In this opinion Healey and Ment, Js., concurred.

The plaintiff added his signature to the defendant bank’s signature card previously executed by Edward, and the defendant bank added his name *84to the passbook previously issued to Edward. The signature card bore the statement that the defendant bank had the authority “to act pursuant to any one or more of the joint tenants’ signatures, shown below, in any manner in connection with this account and to pay, without any liability for such payment, to any one or the survivor or survivors at any time.” The passbook recited that “[tjhis book must accompany all deposits and withdrawals,” but authorized remittances “through the mail by check, money order or registered letter” upon statement of the “account number.” The signature card does not refer to the passbook.
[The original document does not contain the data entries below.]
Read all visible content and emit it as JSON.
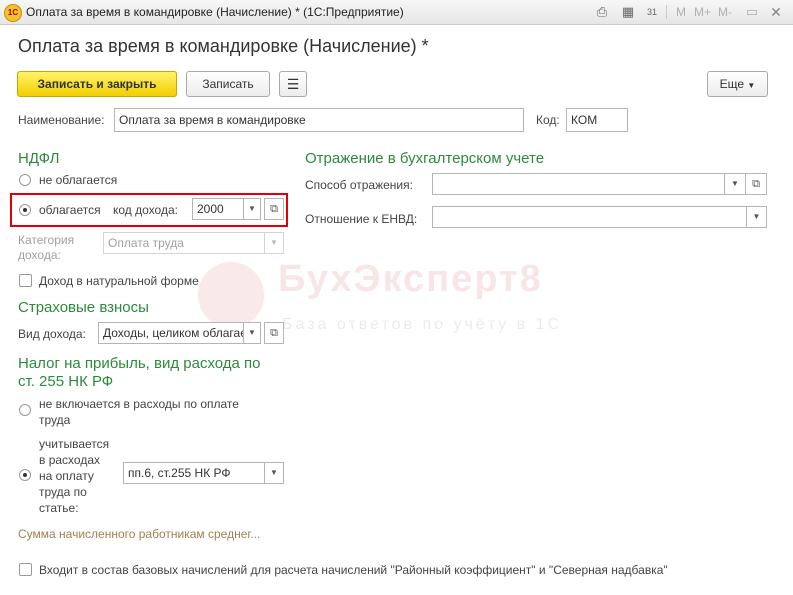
{
  "window": {
    "title": "Оплата за время в командировке (Начисление) * (1С:Предприятие)",
    "logo": "1С",
    "controls": {
      "m": "M",
      "m_plus": "M+",
      "m_minus": "M-",
      "calendar_day": "31"
    }
  },
  "form": {
    "title": "Оплата за время в командировке (Начисление) *",
    "toolbar": {
      "save_close": "Записать и закрыть",
      "save": "Записать",
      "more": "Еще"
    },
    "name_label": "Наименование:",
    "name_value": "Оплата за время в командировке",
    "code_label": "Код:",
    "code_value": "КОМ"
  },
  "ndfl": {
    "title": "НДФЛ",
    "not_taxed": "не облагается",
    "taxed": "облагается",
    "income_code_label": "код дохода:",
    "income_code_value": "2000",
    "category_label_1": "Категория",
    "category_label_2": "дохода:",
    "category_value": "Оплата труда",
    "in_kind_label": "Доход в натуральной форме"
  },
  "insurance": {
    "title": "Страховые взносы",
    "income_type_label": "Вид дохода:",
    "income_type_value": "Доходы, целиком облагаемые"
  },
  "profit_tax": {
    "title_1": "Налог на прибыль, вид расхода по",
    "title_2": "ст. 255 НК РФ",
    "not_included_1": "не включается в расходы по оплате",
    "not_included_2": "труда",
    "included_lines": [
      "учитывается",
      "в расходах",
      "на оплату",
      "труда по",
      "статье:"
    ],
    "article_value": "пп.6, ст.255 НК РФ",
    "avg_link": "Сумма начисленного работникам среднег..."
  },
  "accounting": {
    "title": "Отражение в бухгалтерском учете",
    "method_label": "Способ отражения:",
    "method_value": "",
    "envd_label": "Отношение к ЕНВД:",
    "envd_value": ""
  },
  "base_accruals_label": "Входит в состав базовых начислений для расчета начислений \"Районный коэффициент\" и \"Северная надбавка\"",
  "watermark": {
    "main": "БухЭксперт8",
    "sub": "База ответов по учёту в 1С"
  }
}
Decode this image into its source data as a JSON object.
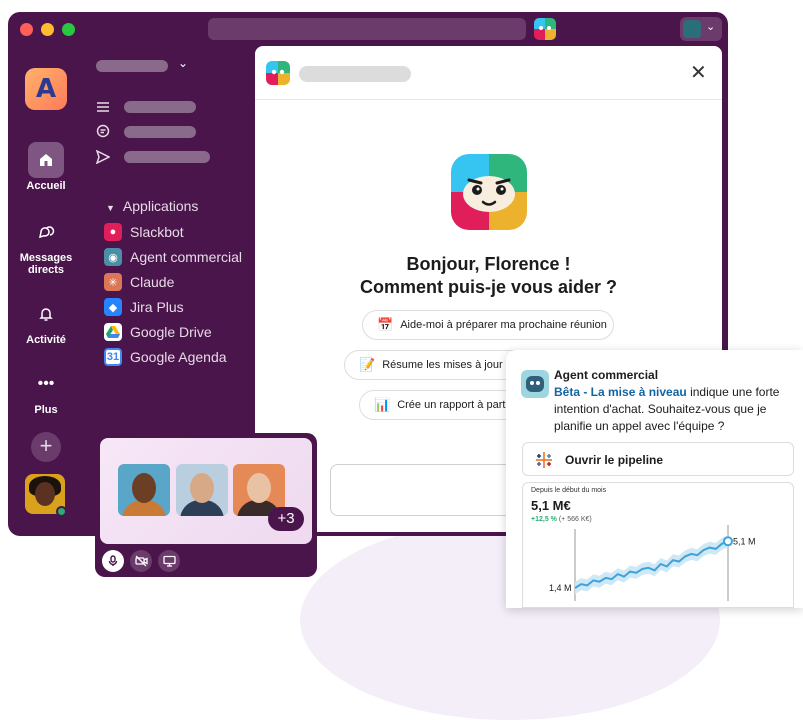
{
  "colors": {
    "aubergine": "#4a154b",
    "accent_link": "#1264a3",
    "positive": "#2bac76",
    "chart_line": "#3ea3d9"
  },
  "rail": {
    "items": [
      {
        "label": "Accueil",
        "icon": "home-icon"
      },
      {
        "label": "Messages\ndirects",
        "icon": "dm-icon"
      },
      {
        "label": "Activité",
        "icon": "bell-icon"
      },
      {
        "label": "Plus",
        "icon": "more-icon"
      }
    ]
  },
  "sidebar": {
    "apps_header": "Applications",
    "apps": [
      {
        "label": "Slackbot",
        "icon": "slackbot-icon",
        "color": "#e01e5a"
      },
      {
        "label": "Agent commercial",
        "icon": "agent-icon",
        "color": "#4a8fa6"
      },
      {
        "label": "Claude",
        "icon": "claude-icon",
        "color": "#d97757"
      },
      {
        "label": "Jira Plus",
        "icon": "jira-icon",
        "color": "#2684ff"
      },
      {
        "label": "Google Drive",
        "icon": "drive-icon",
        "color": "#1fa463"
      },
      {
        "label": "Google Agenda",
        "icon": "calendar-icon",
        "color": "#4285f4"
      }
    ]
  },
  "panel": {
    "greeting_line1": "Bonjour, Florence !",
    "greeting_line2": "Comment puis-je vous aider ?",
    "suggestions": [
      {
        "icon": "calendar-icon",
        "label": "Aide-moi à préparer ma prochaine réunion"
      },
      {
        "icon": "memo-icon",
        "label": "Résume les mises à jour réc"
      },
      {
        "icon": "bar-chart-icon",
        "label": "Crée un rapport à partir"
      }
    ]
  },
  "huddle": {
    "more_count": "+3"
  },
  "agent": {
    "name": "Agent commercial",
    "link": "Bêta - La mise à niveau",
    "message": " indique une forte intention d'achat. Souhaitez-vous que je planifie un appel avec l'équipe ?",
    "pipeline_button": "Ouvrir le pipeline"
  },
  "chart_data": {
    "type": "area",
    "caption": "Depuis le début du mois",
    "value": "5,1 M€",
    "delta": "+12,5 %",
    "delta_abs": "(+ 566 K€)",
    "start_label": "1,4 M",
    "end_label": "5,1 M",
    "y": [
      1.4,
      1.7,
      1.6,
      2.0,
      1.9,
      2.2,
      2.1,
      2.5,
      2.3,
      2.7,
      2.6,
      2.9,
      3.0,
      2.8,
      3.3,
      3.1,
      3.6,
      3.5,
      3.9,
      4.1,
      4.0,
      4.4,
      4.6,
      4.5,
      4.9,
      5.1
    ],
    "ylim": [
      1.0,
      5.6
    ]
  }
}
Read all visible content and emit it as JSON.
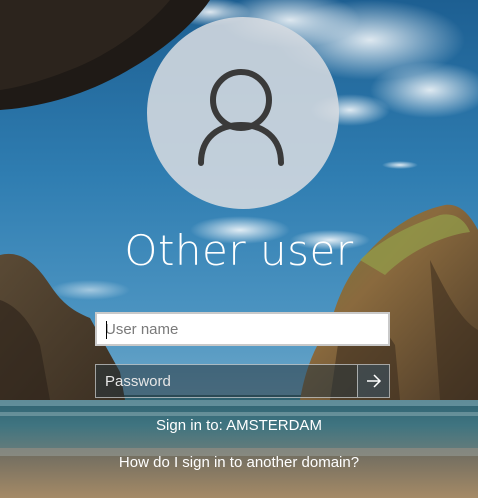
{
  "user_tile": {
    "avatar_icon": "user-icon",
    "name": "Other user"
  },
  "form": {
    "username": {
      "value": "",
      "placeholder": "User name"
    },
    "password": {
      "value": "",
      "placeholder": "Password"
    },
    "submit_icon": "arrow-right-icon"
  },
  "signin_to": "Sign in to: AMSTERDAM",
  "help_link": "How do I sign in to another domain?",
  "colors": {
    "avatar_bg": "#d6dbe0",
    "avatar_glyph": "#3a3a3a",
    "text": "#ffffff"
  }
}
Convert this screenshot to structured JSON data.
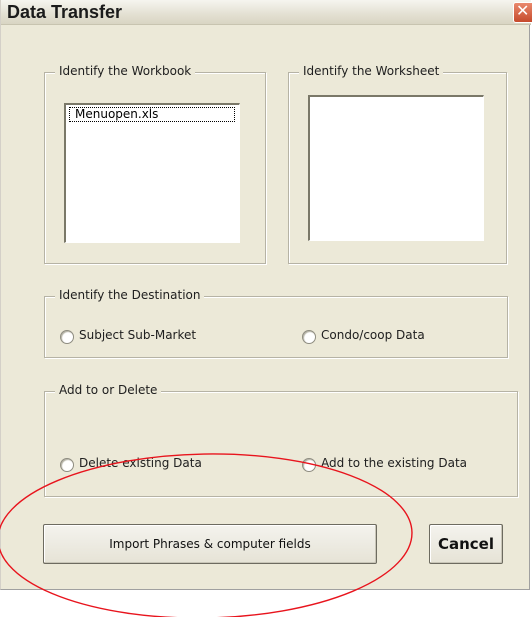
{
  "window": {
    "title": "Data Transfer",
    "close_icon": "close-icon"
  },
  "workbook_group": {
    "label": "Identify the Workbook",
    "items": [
      "Menuopen.xls"
    ]
  },
  "worksheet_group": {
    "label": "Identify the Worksheet",
    "items": []
  },
  "destination_group": {
    "label": "Identify the Destination",
    "options": [
      "Subject Sub-Market",
      "Condo/coop Data"
    ]
  },
  "add_delete_group": {
    "label": "Add to or Delete",
    "options": [
      "Delete existing Data",
      "Add to the existing Data"
    ]
  },
  "buttons": {
    "import_label": "Import Phrases & computer fields",
    "cancel_label": "Cancel"
  },
  "colors": {
    "annotation": "#e8141d",
    "dialog_bg": "#ece9d8"
  }
}
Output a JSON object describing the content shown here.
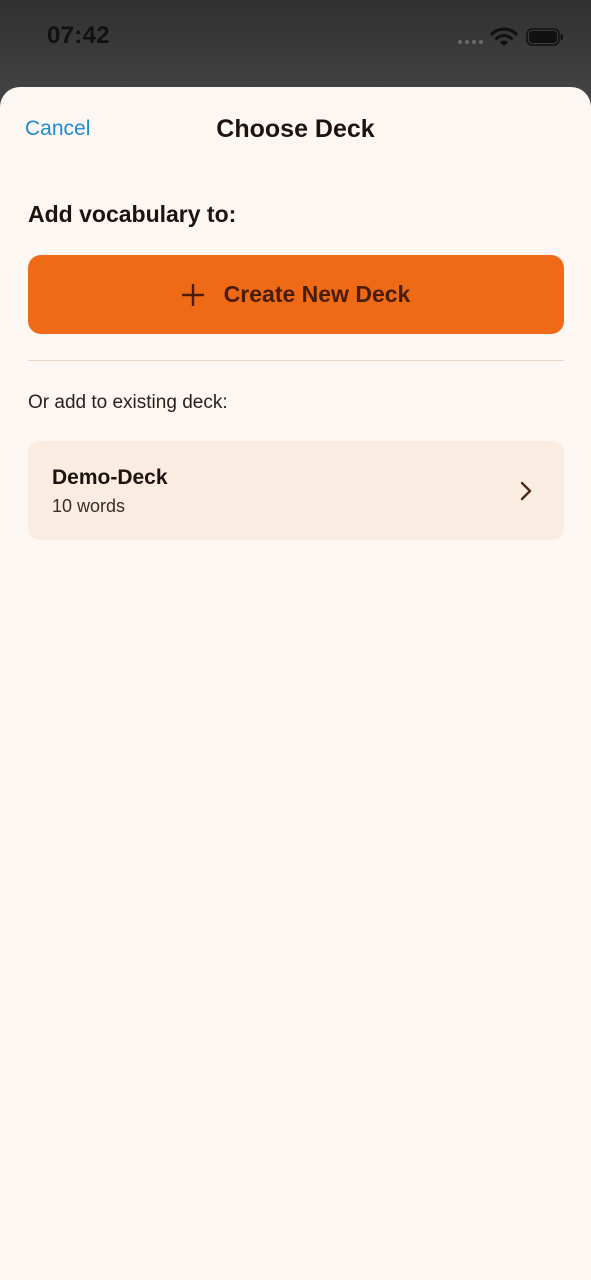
{
  "status_bar": {
    "time": "07:42",
    "icons": [
      "signal-icon",
      "wifi-icon",
      "battery-icon"
    ]
  },
  "nav": {
    "cancel_label": "Cancel",
    "title": "Choose Deck"
  },
  "heading": "Add vocabulary to:",
  "create_button": {
    "icon": "plus-icon",
    "label": "Create New Deck"
  },
  "existing_label": "Or add to existing deck:",
  "decks": [
    {
      "name": "Demo-Deck",
      "count": "10 words",
      "icon": "chevron-right-icon"
    }
  ],
  "colors": {
    "accent": "#ef6a16",
    "link": "#1f8ad1",
    "sheet_background": "#fdf7f3",
    "card_background": "#fbece2"
  }
}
The payment of funds upon a request for withdrawal without the presentation of a passbook is proscribed neither by the federal banking regulations governing federal savings and loan associations nor by the applicable state statute. Federal Home Loan Bank Board, Annotated Manual of Statutes and Regulations, par. 771.54; General Statutes § 36-3.

The plaintiff does not claim that the power of attorney resulted from the exercise of undue influence. There is likewise no claim that the transferred funds were used for the benefit of anyone other than Edward.






Concurrence Opinion

Shea, J.,

with whom Parskey, J., joins, concurring. Once it has been determined that the defendant bank paid the funds in the account to an attorney acting pursuant to a valid power competently executed by Edward, the equitable owner of all the funds in the joint bank account, it becomes wholly unnecessary to consider whether there was a breach of any provision of the deposit agreement. As the majority opinion notes, “[t]he interest of the plaintiff [Harry] was limited to a right to whatever funds remained in the account upon *90Edward’s death.” So long as the bank was willing, as it was, Edward, or the attorney acting for him, could waive or ignore any requirement for presentation of the passbook or a signed withdrawal order without obtaining Harry’s consent. Payment of the funds in the account to the rightful owner or his duly authorized agent as requested was a complete performance of the bank’s duty and there could then be no further liability.

Although I do not disagree with the elaborate analysis of the claimed contract violations contained in the majority opinion, I am concerned that its superfluity may create the misleading impression that, upon termination of an account and payment of the funds to the equitable owner, a bank may yet be liable to one whose interest in the account is limited to that of a surviving holder of a joint account. Once the funds in the account have been paid to the equitable owner in accordance with his demand, I do not see how another joint depositor, whose interest is limited to that of a survivor, can prevail upon a claim that the bank failed to comply with some term of the agreement establishing the account.

Accordingly, I agree with the result.